La vision d’Huntington d’un monde divisé en entités civilisationnelles fait l’objet, en France en tout cas, de critiques systématiques. On lui reproche une globalisation excessive des relations entre civilisations, et une définition de celle-ci trop centrée sur la religion. On se complaît à souligner l’extrême diversité intra-civilisationnelle, les nombreuses lignes de fracture qui traversent l’islam, l’Occident, le monde bouddhiste ou orthodoxe, en faisant semblant d’oublier qu’Huntington propose une théorie générale des relations internationales, et que, comme toute théorie, celle-ci est forcément globalisante et critiquable par de nombreux contre-exemples. De plus, Huntington nuance la vision d’un islam unitaire qu’on lui attribue de façon caricaturale (et qui prouve bien que ceux qui répètent en boucle les mêmes critiques ne l’ont jamais vraiment lu). Une sous-partie de son livre s’intitule précisément « L’Islam : conscience commune sans cohésion », où il explique que « l’absence d’Etat phare islamique [depuis la chute de l’Empire Ottoman] a beaucoup contribué à la multiplication des conflits internes et externes qui caractérisent l’islam. » Il faut toutefois noter qu’il indique avec justesse que la Turquie, « ayant expérimenté ce qu’il y a de bien et de mal dans l’Occident, à travers la laïcité et la démocratie, pourrait être qualifiée pour mener l’islam. Mais pour ce faire il lui faut rejeter l’héritage d’Atatürk ». Ce dernier « handicap » est aujourd’hui presque entièrement levé.

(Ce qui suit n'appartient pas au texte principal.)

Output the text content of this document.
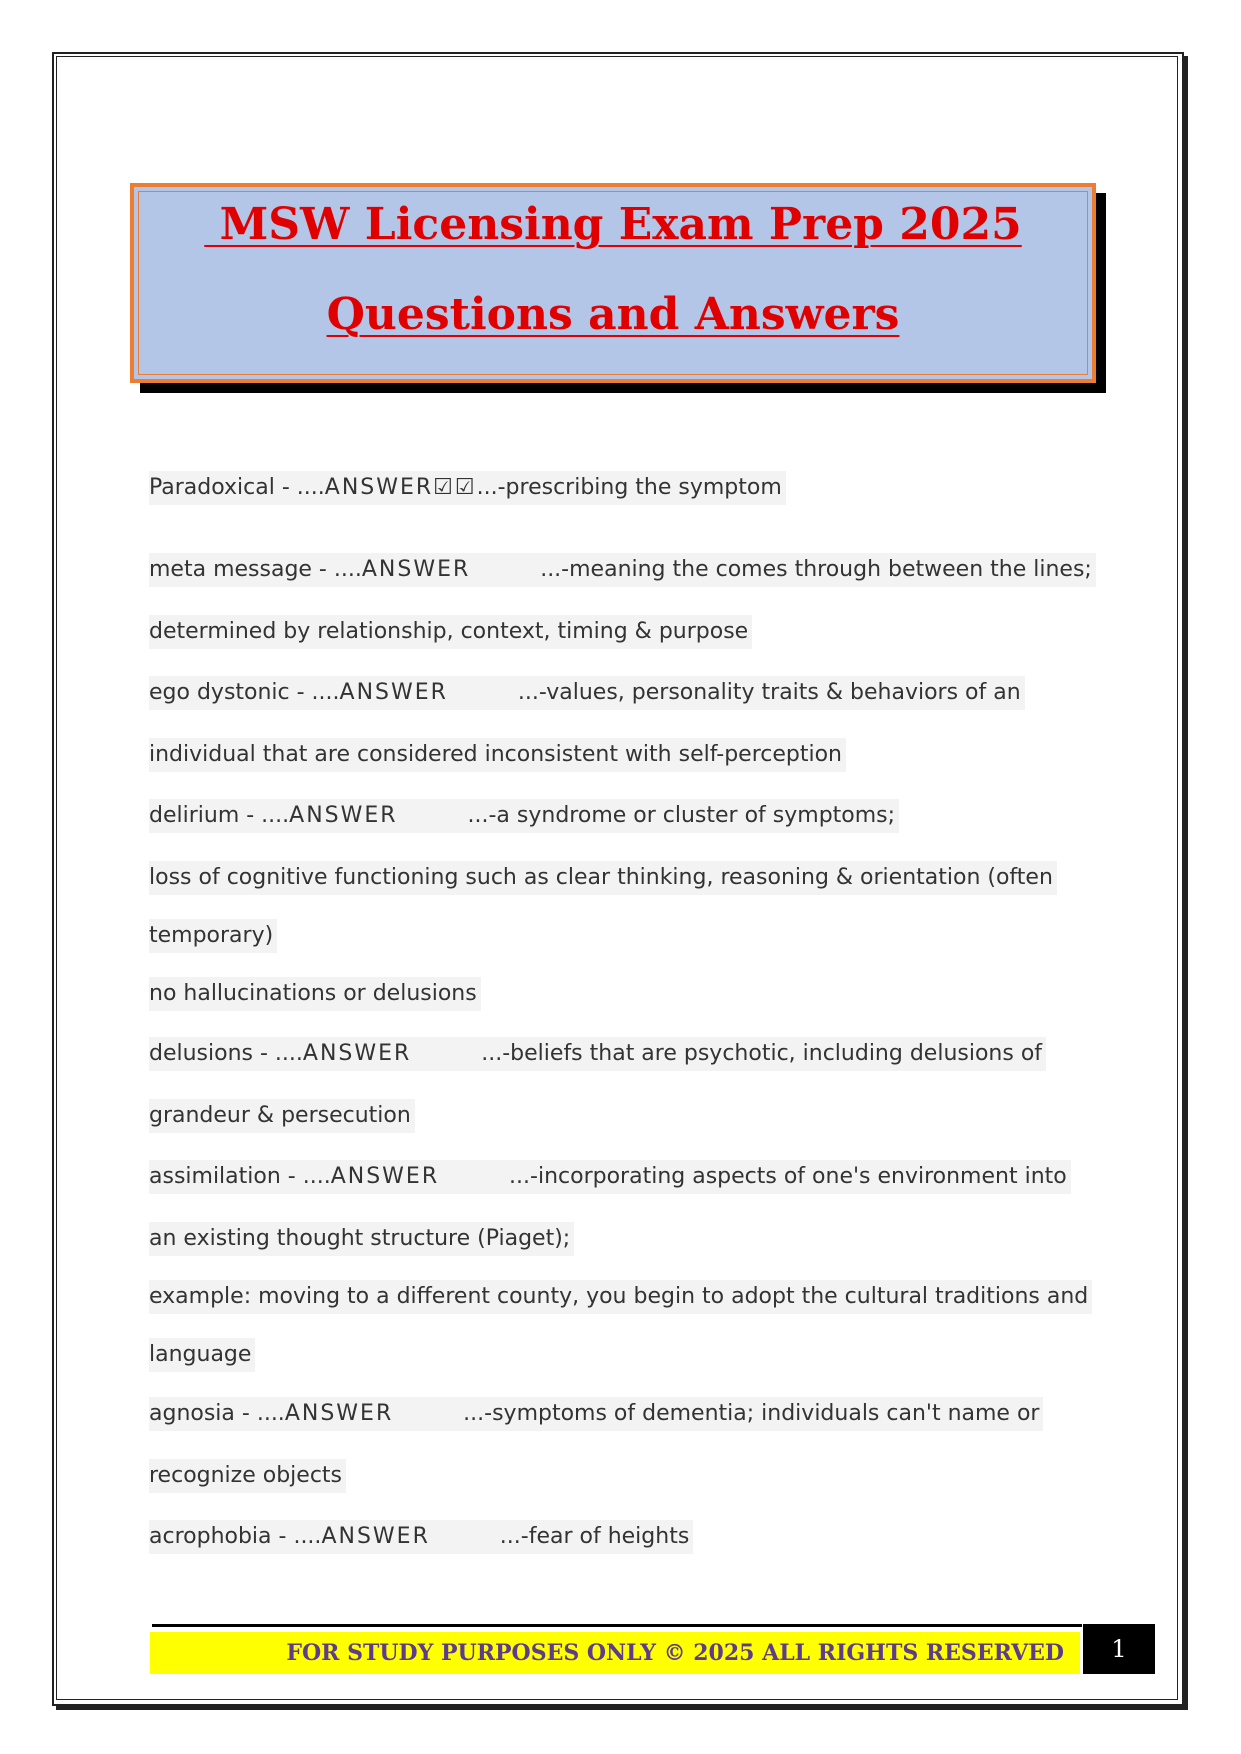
MSW Licensing Exam Prep 2025
Questions and Answers
Paradoxical - ....ANSWER☑☑...-prescribing the symptom
meta message - ....ANSWER          ...-meaning the comes through between the lines;
determined by relationship, context, timing & purpose
ego dystonic - ....ANSWER          ...-values, personality traits & behaviors of an
individual that are considered inconsistent with self-perception
delirium - ....ANSWER          ...-a syndrome or cluster of symptoms;
loss of cognitive functioning such as clear thinking, reasoning & orientation (often
temporary)
no hallucinations or delusions
delusions - ....ANSWER          ...-beliefs that are psychotic, including delusions of
grandeur & persecution
assimilation - ....ANSWER          ...-incorporating aspects of one's environment into
an existing thought structure (Piaget);
example: moving to a different county, you begin to adopt the cultural traditions and
language
agnosia - ....ANSWER          ...-symptoms of dementia; individuals can't name or
recognize objects
acrophobia - ....ANSWER          ...-fear of heights
FOR STUDY PURPOSES ONLY © 2025 ALL RIGHTS RESERVED	1
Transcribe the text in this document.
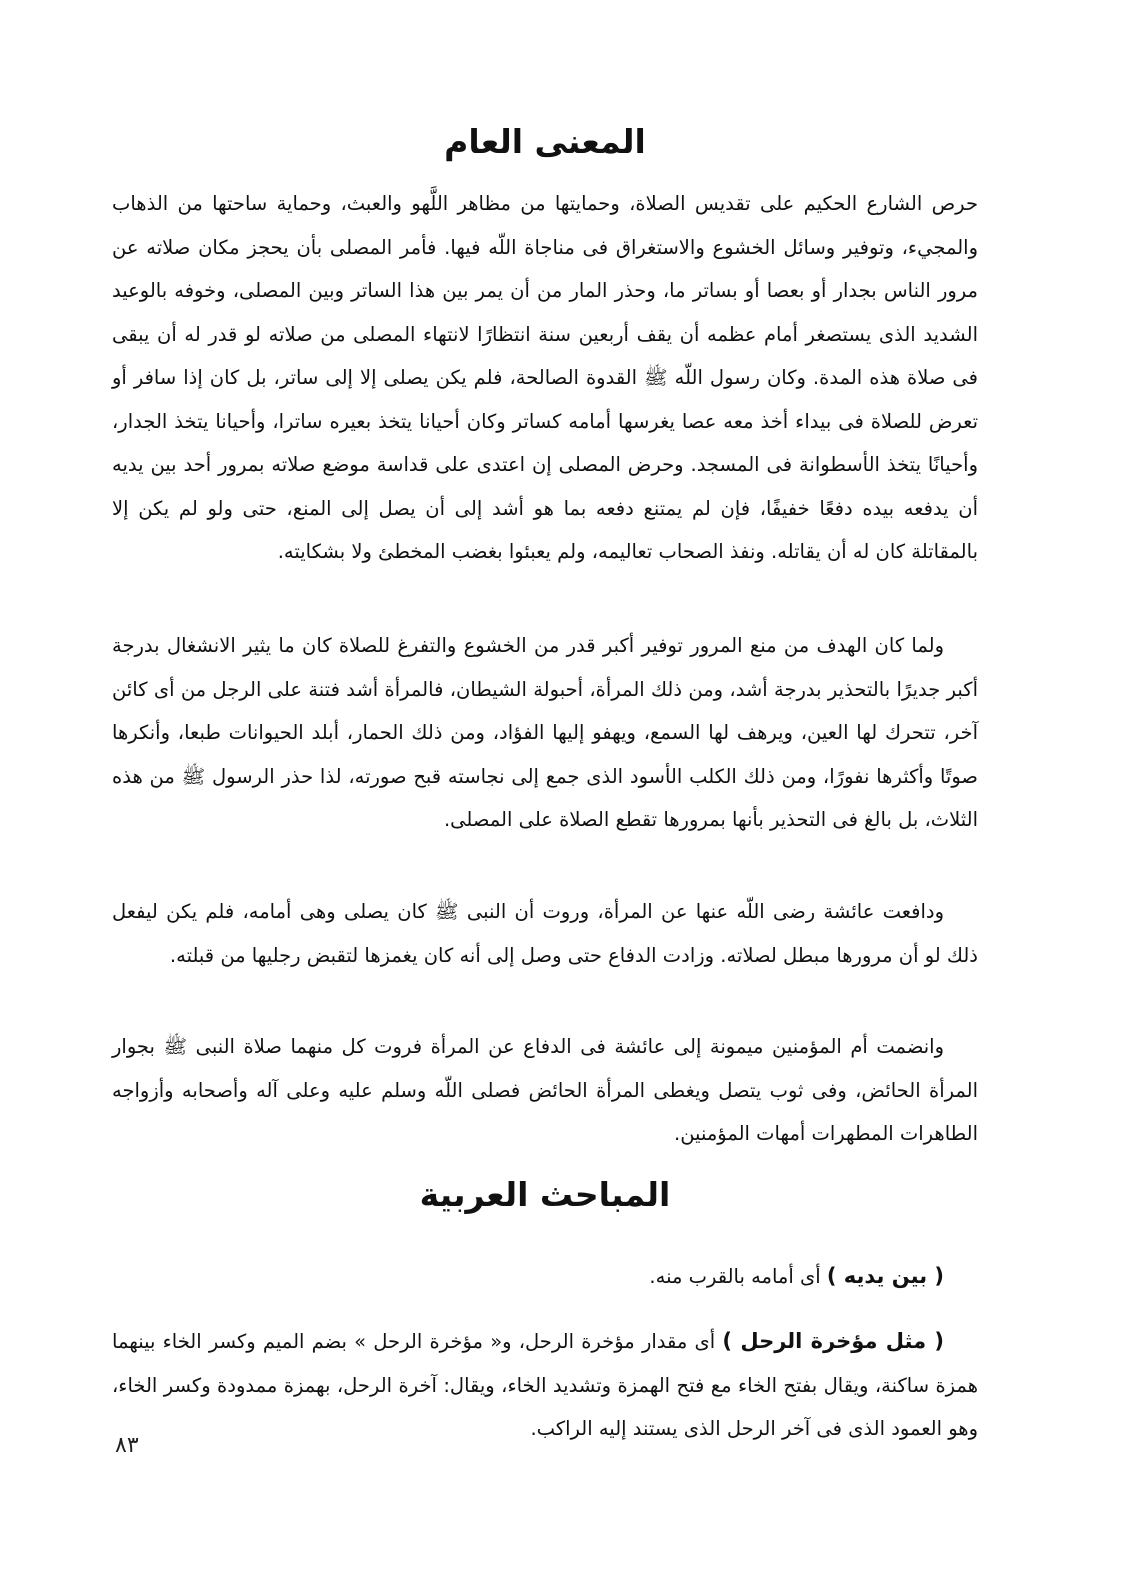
المعنى العام

حرص الشارع الحكيم على تقديس الصلاة، وحمايتها من مظاهر اللَّهو والعبث، وحماية ساحتها من الذهاب والمجيء، وتوفير وسائل الخشوع والاستغراق فى مناجاة اللّه فيها. فأمر المصلى بأن يحجز مكان صلاته عن مرور الناس بجدار أو بعصا أو بساتر ما، وحذر المار من أن يمر بين هذا الساتر وبين المصلى، وخوفه بالوعيد الشديد الذى يستصغر أمام عظمه أن يقف أربعين سنة انتظارًا لانتهاء المصلى من صلاته لو قدر له أن يبقى فى صلاة هذه المدة. وكان رسول اللّه ﷺ القدوة الصالحة، فلم يكن يصلى إلا إلى ساتر، بل كان إذا سافر أو تعرض للصلاة فى بيداء أخذ معه عصا يغرسها أمامه كساتر وكان أحيانا يتخذ بعيره ساترا، وأحيانا يتخذ الجدار، وأحيانًا يتخذ الأسطوانة فى المسجد. وحرض المصلى إن اعتدى على قداسة موضع صلاته بمرور أحد بين يديه أن يدفعه بيده دفعًا خفيفًا، فإن لم يمتنع دفعه بما هو أشد إلى أن يصل إلى المنع، حتى ولو لم يكن إلا بالمقاتلة كان له أن يقاتله. ونفذ الصحاب تعاليمه، ولم يعبئوا بغضب المخطئ ولا بشكايته.

ولما كان الهدف من منع المرور توفير أكبر قدر من الخشوع والتفرغ للصلاة كان ما يثير الانشغال بدرجة أكبر جديرًا بالتحذير بدرجة أشد، ومن ذلك المرأة، أحبولة الشيطان، فالمرأة أشد فتنة على الرجل من أى كائن آخر، تتحرك لها العين، ويرهف لها السمع، ويهفو إليها الفؤاد، ومن ذلك الحمار، أبلد الحيوانات طبعا، وأنكرها صوتًا وأكثرها نفورًا، ومن ذلك الكلب الأسود الذى جمع إلى نجاسته قبح صورته، لذا حذر الرسول ﷺ من هذه الثلاث، بل بالغ فى التحذير بأنها بمرورها تقطع الصلاة على المصلى.

ودافعت عائشة رضى اللّه عنها عن المرأة، وروت أن النبى ﷺ كان يصلى وهى أمامه، فلم يكن ليفعل ذلك لو أن مرورها مبطل لصلاته. وزادت الدفاع حتى وصل إلى أنه كان يغمزها لتقبض رجليها من قبلته.

وانضمت أم المؤمنين ميمونة إلى عائشة فى الدفاع عن المرأة فروت كل منهما صلاة النبى ﷺ بجوار المرأة الحائض، وفى ثوب يتصل ويغطى المرأة الحائض فصلى اللّه وسلم عليه وعلى آله وأصحابه وأزواجه الطاهرات المطهرات أمهات المؤمنين.

المباحث العربية

( بين يديه ) أى أمامه بالقرب منه.

( مثل مؤخرة الرحل ) أى مقدار مؤخرة الرحل، و« مؤخرة الرحل » بضم الميم وكسر الخاء بينهما همزة ساكنة، ويقال بفتح الخاء مع فتح الهمزة وتشديد الخاء، ويقال: آخرة الرحل، بهمزة ممدودة وكسر الخاء، وهو العمود الذى فى آخر الرحل الذى يستند إليه الراكب.

٨٣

De plus, peut-on sérieusement soupçonner Huntington d’ignorer l’existence de la fracture sunnito-chiite ? Il n’empêche, malgré cette frature (qui ne scinde d’ailleurs pas l’islam en deux partie égales puisque seulement 10% des musulmans sont chiites, donnant à l’islam une homogénéité bien supérieure au christianisme). Il est bien sûr possible de subdiviser le sunnisme, le chiisme et l’ibadisme (1%), qu’on atomiserait en une multitude de courants particuliers et conflictuels. Or pas de pensée sans généralisation. Huntington analyse le monde dans son ensemble ; la complexité des relations interclaniques du nord-Yemen n’est pas son objet d’étude. L’Islam est multiple ; ses crises internes en sont le révélateur. Mais peut-on contester le fait que les pays musulmans font bloc toutes les fois où une partie de leur communauté est en conflit avec un groupe relevant d’une autre civilisation (Tchétchénie, Bosnie, Palestine, Kosovo, etc.)

Plus une théorie est englobante, plus elle prête le flanc à la critique -ici, en invoquant l’extrême complexité des relations de causalités propres à chaque conflit. Pourtant, nul n’est capable de lui opposer une théorie plus opérante sur le monde de l’après Guerre froide. Les critiques continueront de lui reprocher son caractère explicatif mono-causal, sans jamais prendre la peine d’expliquer par quoi le conflit idéologique du XXè siècle a été remplacé, si ce n’est pas le « choc des civilisations ».